Only one shooting of an inmate at Sidi Azaz is known: Kamos Zakani, (Note: Also romanized as Camus Zanko and Camus Zango.) employed as a clerk for the camp, was shot by an Italian guard in the context of a quarrel. The guard was not punished, but was transferred from the camp. Jewish inmates ceased arguing with the Italian soldiers following the incident. Another Jew, a father named Jakov Legovi, (Note: Also spelled Jacob Laguai.) died in a truck full of forced laborers that tipped over. There was conflict between the Jewish inmates at Sidi Azaz and Arabs local to the camp, and a Jewish boy was killed in an incident of contact with Arabs.

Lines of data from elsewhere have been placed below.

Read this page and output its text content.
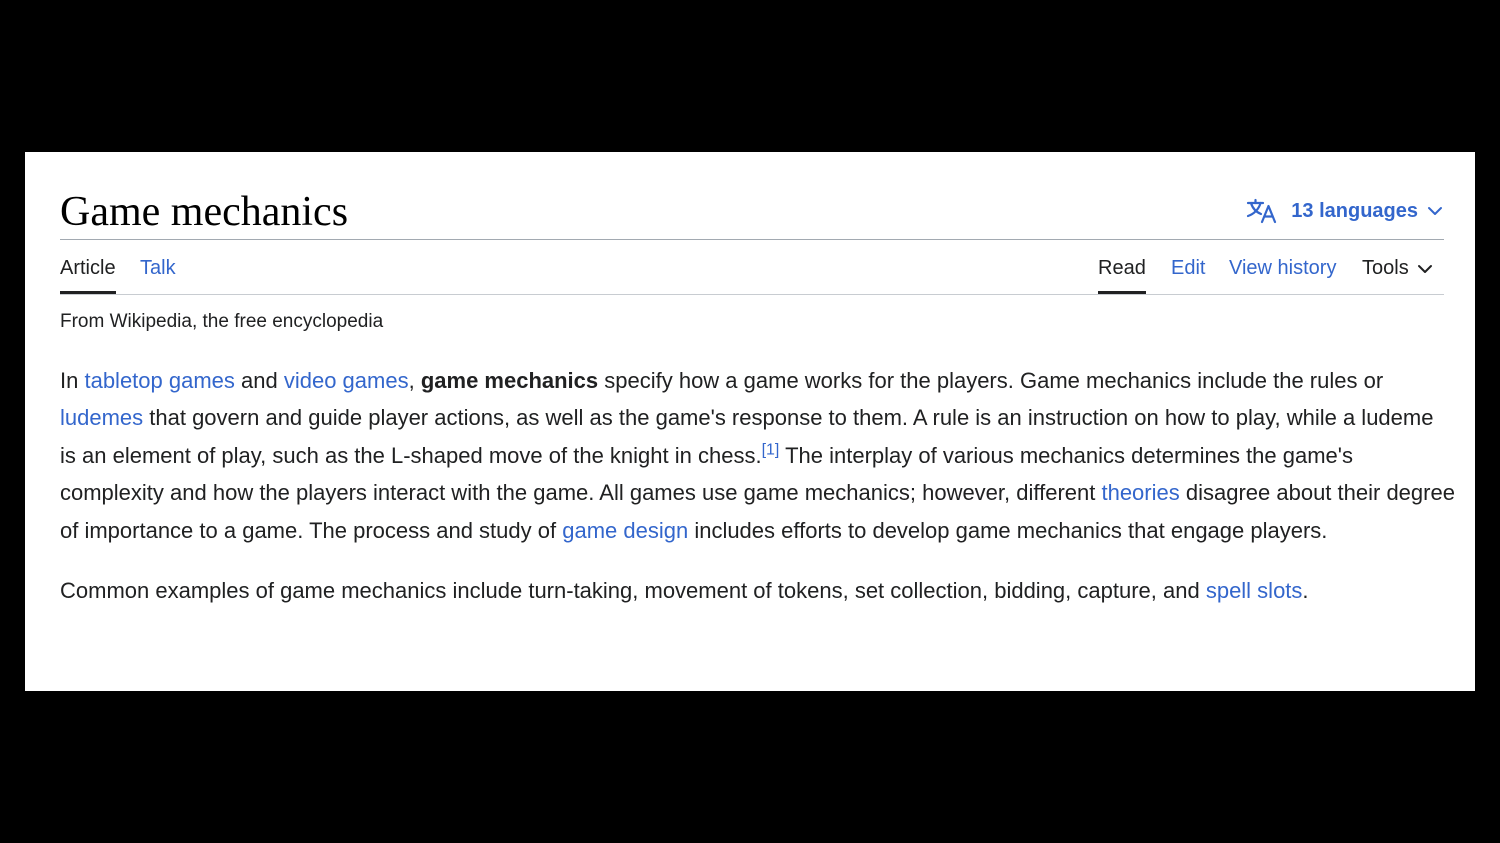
Game mechanics	13 languages
Article Talk	Read Edit View history Tools
From Wikipedia, the free encyclopedia

In tabletop games and video games, game mechanics specify how a game works for the players. Game mechanics include the rules or ludemes that govern and guide player actions, as well as the game's response to them. A rule is an instruction on how to play, while a ludeme is an element of play, such as the L-shaped move of the knight in chess.[1] The interplay of various mechanics determines the game's complexity and how the players interact with the game. All games use game mechanics; however, different theories disagree about their degree of importance to a game. The process and study of game design includes efforts to develop game mechanics that engage players.

Common examples of game mechanics include turn-taking, movement of tokens, set collection, bidding, capture, and spell slots.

== Liberation and legacy ==
Following westward advances against the Axis powers in Libya, the British Eighth Army liberated the Sidi Azaz camp in late January 1943. As they journeyed home, the freed Jews were given bread and dates by Arabs, despite the Jews' inability to pay. There have been no trials for war crimes related to the Sidi Azaz camp. In 2002, Germany accepted responsibility for the imprisonment of Jews in six Libyan camps, including Sidi Azaz, allowing survivors to receive a pension from Germany via the Claims Conference.